I’ve been a big fan of Jon & Kate Plus Eight, the reality show about the couple who couldn’t have kids, so they went through fertility treatment and had twins and then went through fertility treatment again, stronger this time and with more feeling, and had six babies at once.
Being a fan of Jon & Kate Plus Eight is not really my style. I’m not into reality TV shows, unless they’re Super Nanny and the focus is on bad parents and bad kids, or any show about that hugely obese guy in Mexico. I rarely even put on TLC, because it seems that 40 out of every 48 hours, there’s a show on about midgets or conjoined twins and I don’t do them. Once there was a show on TLC called The Woman With Giant Legs. Right after that there was a show about a tiny little girl who didn’t grow. That was the day we sat around and guessed what TLC stood for. I guessed The Love Channel. Turns out it was The Learning Channel. But it should be Turn the Lights off to watch this freak show or you’ll Cry your eyes out and hate your cynical self for it.
Yet, I was flipping through the channels one night and onto my screen came a picture of a kitchen with the counters relatively cleared off and six adorable little kids running around and I was immediately hooked. These kids are as cute as non-red-haired kids can be. I jumped onto the Jon & Kate Plus Eight bandwagon with wild and reckless abandon. After nine or ten episodes I actually let myself believe that living in Pennsylvania with eight kids, six of which were popped out within 45-minutes, could be fun for the whole family. Theirs and mine.
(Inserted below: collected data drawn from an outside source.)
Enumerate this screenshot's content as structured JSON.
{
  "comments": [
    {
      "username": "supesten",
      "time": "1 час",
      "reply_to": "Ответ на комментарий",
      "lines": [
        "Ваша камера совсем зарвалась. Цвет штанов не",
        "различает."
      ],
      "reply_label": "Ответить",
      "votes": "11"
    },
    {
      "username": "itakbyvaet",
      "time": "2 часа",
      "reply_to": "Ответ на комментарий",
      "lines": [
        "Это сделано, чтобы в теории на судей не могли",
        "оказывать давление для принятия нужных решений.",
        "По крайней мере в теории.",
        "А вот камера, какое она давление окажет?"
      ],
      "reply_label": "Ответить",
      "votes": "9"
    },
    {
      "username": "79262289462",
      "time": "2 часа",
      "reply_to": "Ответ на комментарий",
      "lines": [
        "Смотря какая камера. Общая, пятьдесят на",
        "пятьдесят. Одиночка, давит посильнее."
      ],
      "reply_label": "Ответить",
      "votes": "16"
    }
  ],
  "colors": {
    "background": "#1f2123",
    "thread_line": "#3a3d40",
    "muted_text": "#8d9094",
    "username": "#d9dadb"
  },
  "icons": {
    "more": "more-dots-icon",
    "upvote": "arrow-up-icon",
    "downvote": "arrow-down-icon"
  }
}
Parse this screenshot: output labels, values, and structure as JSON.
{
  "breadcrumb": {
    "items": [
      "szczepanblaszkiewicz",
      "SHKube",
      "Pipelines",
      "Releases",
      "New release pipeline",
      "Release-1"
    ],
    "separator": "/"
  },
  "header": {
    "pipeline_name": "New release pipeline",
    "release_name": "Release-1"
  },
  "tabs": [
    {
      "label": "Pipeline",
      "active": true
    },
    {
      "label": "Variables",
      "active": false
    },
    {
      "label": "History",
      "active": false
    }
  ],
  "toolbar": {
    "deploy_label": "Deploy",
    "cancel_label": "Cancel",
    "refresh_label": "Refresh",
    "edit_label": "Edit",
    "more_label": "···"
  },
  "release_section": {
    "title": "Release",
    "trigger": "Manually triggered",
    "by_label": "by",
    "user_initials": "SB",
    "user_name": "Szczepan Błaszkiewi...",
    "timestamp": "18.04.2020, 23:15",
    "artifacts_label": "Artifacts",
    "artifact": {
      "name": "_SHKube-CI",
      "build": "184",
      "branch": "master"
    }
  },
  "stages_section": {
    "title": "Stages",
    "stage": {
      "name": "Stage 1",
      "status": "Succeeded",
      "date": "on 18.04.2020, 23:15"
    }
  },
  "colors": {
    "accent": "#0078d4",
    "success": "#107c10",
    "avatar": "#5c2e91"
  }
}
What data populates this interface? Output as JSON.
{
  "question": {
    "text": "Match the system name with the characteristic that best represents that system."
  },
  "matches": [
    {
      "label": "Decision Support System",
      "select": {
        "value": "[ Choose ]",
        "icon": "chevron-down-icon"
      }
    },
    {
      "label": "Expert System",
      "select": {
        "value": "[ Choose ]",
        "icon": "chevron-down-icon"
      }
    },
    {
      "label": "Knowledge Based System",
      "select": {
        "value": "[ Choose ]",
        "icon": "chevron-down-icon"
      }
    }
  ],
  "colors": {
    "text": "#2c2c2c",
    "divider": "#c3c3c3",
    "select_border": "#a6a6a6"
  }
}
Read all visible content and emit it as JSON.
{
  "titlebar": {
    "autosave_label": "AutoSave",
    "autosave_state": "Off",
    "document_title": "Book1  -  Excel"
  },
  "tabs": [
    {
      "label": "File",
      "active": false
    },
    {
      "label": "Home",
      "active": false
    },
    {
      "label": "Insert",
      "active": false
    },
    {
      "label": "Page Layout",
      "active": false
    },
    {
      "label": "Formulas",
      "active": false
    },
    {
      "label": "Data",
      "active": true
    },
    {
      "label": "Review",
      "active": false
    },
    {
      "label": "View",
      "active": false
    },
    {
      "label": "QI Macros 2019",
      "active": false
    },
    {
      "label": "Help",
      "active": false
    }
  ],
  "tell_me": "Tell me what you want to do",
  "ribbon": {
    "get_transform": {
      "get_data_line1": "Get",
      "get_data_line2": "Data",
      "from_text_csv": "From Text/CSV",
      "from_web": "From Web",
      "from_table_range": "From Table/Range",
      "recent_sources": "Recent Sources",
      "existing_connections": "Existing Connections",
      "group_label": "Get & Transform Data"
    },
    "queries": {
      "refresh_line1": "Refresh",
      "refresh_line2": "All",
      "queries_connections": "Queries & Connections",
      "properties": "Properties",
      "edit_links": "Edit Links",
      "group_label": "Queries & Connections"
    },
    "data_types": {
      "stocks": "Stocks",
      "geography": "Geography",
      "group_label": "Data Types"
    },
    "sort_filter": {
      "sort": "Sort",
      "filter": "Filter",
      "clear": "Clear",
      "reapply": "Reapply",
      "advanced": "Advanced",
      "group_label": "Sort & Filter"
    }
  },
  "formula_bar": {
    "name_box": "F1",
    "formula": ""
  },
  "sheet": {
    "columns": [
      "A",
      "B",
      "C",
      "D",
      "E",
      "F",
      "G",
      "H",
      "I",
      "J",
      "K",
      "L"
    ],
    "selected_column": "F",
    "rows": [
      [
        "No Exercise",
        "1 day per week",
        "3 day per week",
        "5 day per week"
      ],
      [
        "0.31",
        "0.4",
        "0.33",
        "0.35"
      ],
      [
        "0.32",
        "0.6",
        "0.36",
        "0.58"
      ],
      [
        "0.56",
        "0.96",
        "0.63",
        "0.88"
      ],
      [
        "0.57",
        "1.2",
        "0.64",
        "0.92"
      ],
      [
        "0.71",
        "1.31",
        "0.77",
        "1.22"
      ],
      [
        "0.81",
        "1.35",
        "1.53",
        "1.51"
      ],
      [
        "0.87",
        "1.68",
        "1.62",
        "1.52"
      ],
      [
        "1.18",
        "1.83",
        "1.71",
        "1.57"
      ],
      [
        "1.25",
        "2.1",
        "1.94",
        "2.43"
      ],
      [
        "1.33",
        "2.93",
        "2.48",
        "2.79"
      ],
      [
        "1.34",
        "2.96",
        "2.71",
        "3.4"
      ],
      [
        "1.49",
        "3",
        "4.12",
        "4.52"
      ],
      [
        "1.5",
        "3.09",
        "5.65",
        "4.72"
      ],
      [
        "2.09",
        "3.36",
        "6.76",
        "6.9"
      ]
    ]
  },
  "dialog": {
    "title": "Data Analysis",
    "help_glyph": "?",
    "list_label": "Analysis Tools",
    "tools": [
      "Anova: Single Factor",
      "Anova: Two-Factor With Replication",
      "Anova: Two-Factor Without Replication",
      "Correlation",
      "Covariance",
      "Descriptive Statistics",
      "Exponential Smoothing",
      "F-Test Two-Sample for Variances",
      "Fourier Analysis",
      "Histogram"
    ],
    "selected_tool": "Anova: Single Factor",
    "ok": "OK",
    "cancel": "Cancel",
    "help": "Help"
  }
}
I don’t know what I was thinking. Deep down I had to know that you can’t get eight children dressed in color coordinated outfits and go to Chuck E Cheese on a regular basis (not to mention finding Aaden’s glasses and figuring out which one is Aaden so you can put them on him) without a) the mother being a controlling bitch and b) the father looking for any opportunity to have an affair with a teacher. Any teacher. Anywhere. Anything in a skirt will do. A skirt alone, even. A picture of a skirt from a catalog.
I may have become a fan because the Jon and Kate story fed into my longstanding fantasy to have 2,679 kids, a game my friend Nancy and I used to play when we were little and about which I wrote in my blog My Conversation With Davy Jones. “Multiple birth” is on my bucket list, although I’m pretty sure that ship has sailed, along with “Be the First Lady” and “Watch all the Star Trek movies without falling asleep even for a little bit.”
OK, so I’ve been watching the show and waxing philosophical about Kate’s maternal instincts and her ability to see the individuals in each member of her litter, Jon’s laid-back view on life, and how cool their marriage is. Sure, she was a little bit bossy. She yells sometimes, and once she got a little bit testy about how the frosting should be put on the cupcakes. And during the part of the show where she and Jon sit and talk directly into the camera, she dominated most of the conversation. But it wasn’t his uterus that percolated those babies, was it? For the most part Jon and Kate were cute, cute with the kids, and cute with each other.
And then Jon got caught with the teacher, out clubbing late at night, and because it’s human nature to take the side of the guy, instead of asking ourselves, “How can a guy with eight kids still be awake at 1 o’clock in the morning?” we turned on Kate, who as it turns out is A MOM FROM HELL, a MONSTER MOM, could be having an affair with her bodyguard, has a made-up spiky hairdo that we used to think was funky and cool but now we hate like poison, wears makeup in public more than people with fewer than three kids, and is not very friendly to her neighbors.
Let’s kill her.
And if we do, or even if she and Jon break up and a court rules that they’re unfit parents for allowing the family to become another freak show on TLC, I think I should get the kids. I promise I’ll be nice to everybody, have limp hair, and let the kids frost the cupcakes however they damn well please.